Cyborgs out of the Olympics!

Cyborg Oscar Pistorius isn't going to the Olympics. The IAAF ruled that his carbon fiber feet constitute unfair advantage. This is actually what I expected, tho' I admit that I didn't think the ruling would be so soon. Even if Pistorius' legs do not constitute an unfair advantage (and I, personally, don't think that they do because the technology is currently pretty crude) if he was allowed in one of the things that would happen is additional research into such technologies. Indeed, para-athletics are used for precisely such research, and to showcase it, but right now it's relegated into the ghetto of "special Olympics" or whatever. And moving this sort of thing into "normal" athletics will - and already has - given it a higher profile and probably helped the company that makes the prostheses more money.

I mean, I regard this all as hypocrisy.
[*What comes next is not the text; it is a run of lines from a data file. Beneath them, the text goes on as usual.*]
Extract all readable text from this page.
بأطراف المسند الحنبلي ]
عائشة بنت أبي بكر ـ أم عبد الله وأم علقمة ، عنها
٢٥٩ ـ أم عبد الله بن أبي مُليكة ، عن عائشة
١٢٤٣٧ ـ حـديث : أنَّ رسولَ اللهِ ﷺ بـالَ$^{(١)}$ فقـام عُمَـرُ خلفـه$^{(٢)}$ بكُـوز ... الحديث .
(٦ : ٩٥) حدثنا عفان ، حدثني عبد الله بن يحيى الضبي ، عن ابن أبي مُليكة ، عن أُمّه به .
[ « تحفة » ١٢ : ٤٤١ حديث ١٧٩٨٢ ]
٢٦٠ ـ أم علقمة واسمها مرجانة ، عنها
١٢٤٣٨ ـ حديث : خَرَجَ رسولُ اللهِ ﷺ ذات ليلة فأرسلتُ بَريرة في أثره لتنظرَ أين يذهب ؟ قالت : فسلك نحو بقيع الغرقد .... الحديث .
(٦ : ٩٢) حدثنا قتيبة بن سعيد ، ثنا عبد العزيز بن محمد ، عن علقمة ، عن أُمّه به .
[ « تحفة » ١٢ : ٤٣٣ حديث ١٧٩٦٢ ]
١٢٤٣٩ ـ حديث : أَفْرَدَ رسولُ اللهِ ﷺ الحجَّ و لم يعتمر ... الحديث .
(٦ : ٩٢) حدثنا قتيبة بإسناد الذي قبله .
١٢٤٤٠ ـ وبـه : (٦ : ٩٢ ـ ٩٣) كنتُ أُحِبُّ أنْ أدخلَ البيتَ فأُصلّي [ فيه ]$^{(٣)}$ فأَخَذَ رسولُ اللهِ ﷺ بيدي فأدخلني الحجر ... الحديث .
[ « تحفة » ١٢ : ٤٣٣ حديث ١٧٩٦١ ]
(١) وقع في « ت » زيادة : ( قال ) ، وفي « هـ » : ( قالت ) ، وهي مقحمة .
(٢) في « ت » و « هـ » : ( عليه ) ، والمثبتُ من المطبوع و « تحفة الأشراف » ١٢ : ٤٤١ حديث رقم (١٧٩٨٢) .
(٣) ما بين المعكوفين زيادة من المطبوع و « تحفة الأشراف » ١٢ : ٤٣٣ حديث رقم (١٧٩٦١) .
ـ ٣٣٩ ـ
The distinction between elaborate high-tech training programs in advanced countries routinely give their athletes a technology based advantage over athletes from poor countries. But this sort of thing challenges the macho body image of traditional athletics in a way that personal nutritionists and computerized performance evaluations do not. But the ruling, itself, I do not find surprising as an attempt to preserve the traditional image of athletics.

Still, the genie is out of the bottle. We are entering the initial days of the cyberpunk world. I wouldn't be too surprised if in the next couple of decades some people start to intentionally replace at least some body parts with mechanical parts that enhance performance.